Le Monde.fr | 07.03.2014
Alors que le taux de chômage des femmes était près de deux fois supérieur à celui des hommes en 1975, l’écart semble aujourd’hui s’être complètement réduit, le taux de chômage atteignant 10,5% pour les femmes comme pour les hommes fin 2013 (Insee). On peut cependant s’interroger sur sa pertinence pour analyser les inégalités entre femmes et hommes face à l’emploi. Ce questionnement est d’autant plus nécessaire que le choix des indicateurs statistiques pour analyser le marché du travail oriente les politiques publiques. La focalisation sur le taux de chômage en tant que principal indicateur du marché du travail pose donc problème, en particulier quand il s’agit d’analyser les situations comparées des femmes et des hommes et d’envisager des solutions adaptées aux unes et aux autres.
Si leurs taux de chômage se sont indéniablement rapprochés en même temps que le chômage augmentait au cours des dernières décennies, d’autres indicateurs statistiques complémentaires mettent néanmoins évidence les inégalités subsistant entre femmes et hommes sur le marché du travail en France. Rappelons tout d’abord que le taux d’emploi des femmes est de 60,2% alors qu’il s’élève à 68,1% pour les hommes. L’écart se creuse encore si on considère le taux d’emploi en équivalent temps complet, restant à un niveau très proche pour les hommes (66,2%) ce taux chute fortement pour les femmes, pour atteindre seulement 53,4%, témoignant ainsi de la très forte proportion de femmes travaillant à temps partiel. Par ailleurs, les femmes sont surreprésentées dans certaines catégories de demandeurs d’emploi : ceux qui recherchent un emploi tout en exerçant une activité réduite (catégories B et C de Pôle Emploi). Or la plupart de ces demandeurs d’emploi qui recherchent un emploi de meilleure qualité ne sont pas comptabilisés dans les statistiques usuelles du chômage (que ce soit le chômage au sens du BIT ou la catégorie A de Pôle Emploi). Les difficultés de ces femmes sur le marché du travail sont donc de ce fait moins visibles dans le débat public.

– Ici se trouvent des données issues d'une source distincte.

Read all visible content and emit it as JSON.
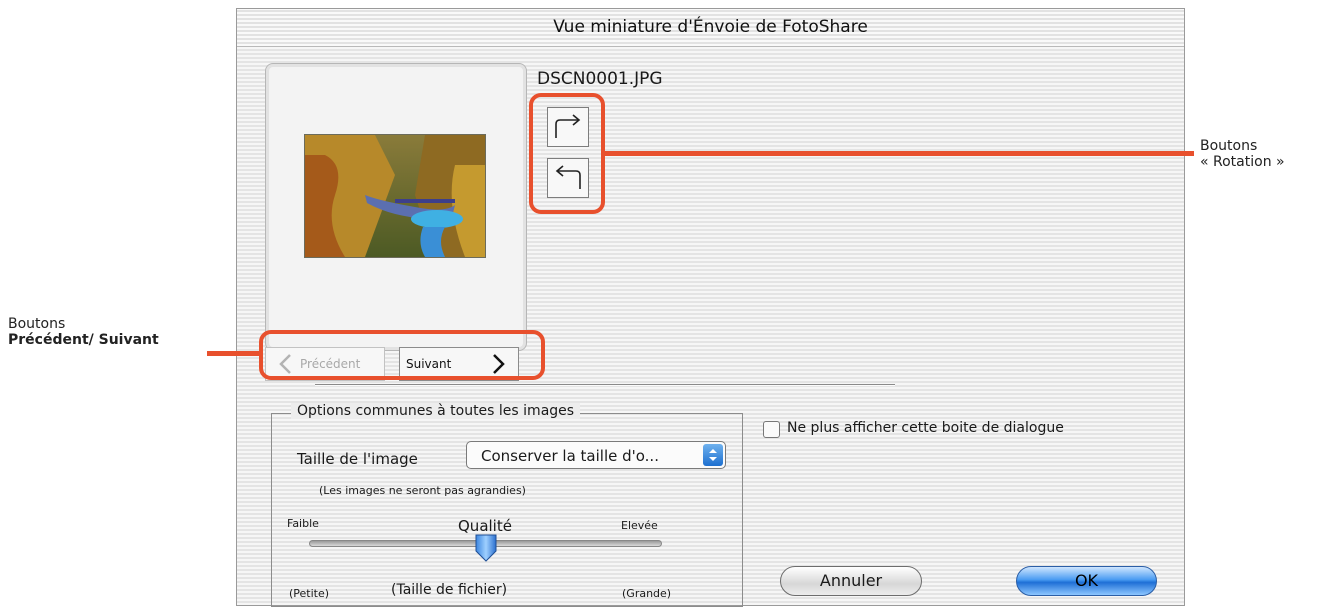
{
  "dialog": {
    "title": "Vue miniature d'Énvoie de FotoShare",
    "filename": "DSCN0001.JPG",
    "rotate_buttons": {
      "rotate_cw_icon": "arrow-turn-right-icon",
      "rotate_ccw_icon": "arrow-turn-left-icon"
    },
    "nav": {
      "prev_label": "Précédent",
      "next_label": "Suivant"
    },
    "options": {
      "group_title": "Options communes à toutes les images",
      "size_label": "Taille de l'image",
      "size_selected": "Conserver la taille d'o...",
      "size_note": "(Les images ne seront pas agrandies)",
      "quality_low": "Faible",
      "quality_label": "Qualité",
      "quality_high": "Elevée",
      "quality_value": 0.5,
      "file_small": "(Petite)",
      "file_size_label": "(Taille de fichier)",
      "file_large": "(Grande)"
    },
    "dont_show_label": "Ne plus afficher cette boite de dialogue",
    "dont_show_checked": false,
    "cancel_label": "Annuler",
    "ok_label": "OK"
  },
  "annotations": {
    "rotation_line1": "Boutons",
    "rotation_line2": "« Rotation »",
    "nav_line1": "Boutons",
    "nav_line2": "Précédent/ Suivant"
  },
  "colors": {
    "highlight": "#e8502d",
    "ok_button": "#1e6fd6"
  }
}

Enfin, et c’est là un élément fondamental, les femmes sans emploi sont majoritairement « inactives » c’est-à-dire qu’elles ne se positionnent pas sur le marché du travail par la recherche d’emploi. Plus précisément parmi les femmes âgées de 25 à 49 ans n’occupant pas un emploi, deux tiers sont « inactives » et un tiers chômeuses. Ainsi, contrairement aux hommes, les femmes sans emploi sont plus souvent « inactives » que chômeuses. A l’inverse des hommes, cette « inactivité » est fortement liée pour les femmes à la présence d’enfants. Ces femmes peuvent faire le choix de ne pas se présenter sur le marché du travail notamment pour s’occuper de leur famille, les normes familiales mais aussi la crise de l’emploi pouvant directement ou indirectement favoriser ce choix. Néanmoins, certaines personnes « inactives » souhaitent travailler mais ne sont pas considérées comme au chômage car elles ne sont pas rapidement disponibles pour occuper un emploi ou n’ont pas fait de démarche de recherche d’emploi récemment : c’est ce qu’on appelle le halo du chômage. Et sans surprise, les femmes sont à nouveau fortement surreprésentées dans ce halo du chômage par rapport aux hommes.
Ainsi la focalisation sur le taux de chômage pour illustrer les difficultés du marché du travail masque les inégalités persistantes entre femmes et hommes face à l’emploi. Des freins spécifiques à l’emploi des femmes subsistent et ce malgré l’élévation de leur niveau de formation. Problèmes de modes de garde des enfants, prise en charge des parents dépendants, et donc moindre mobilité, mais aussi non reconnaissance de certaines compétences l’accompagnement dans l’emploi des femmes demande des politiques de l’emploi, des politiques familiales et de la dépendance sensibles à l’égalité entre femmes et hommes. Mais comment mener cette sensibilisation aux inégalités entre femmes et hommes, si l’indicateur le plus utilisé masque les spécificités de la situation d’emploi des femmes ?
Mathilde Guergoat-Larivière et Séverine Lemière sont aussi co-auteures du rapport L’accès à l’emploi des femmes, une question de politiques, remis à la ministre des droits des femmes en décembre 2013.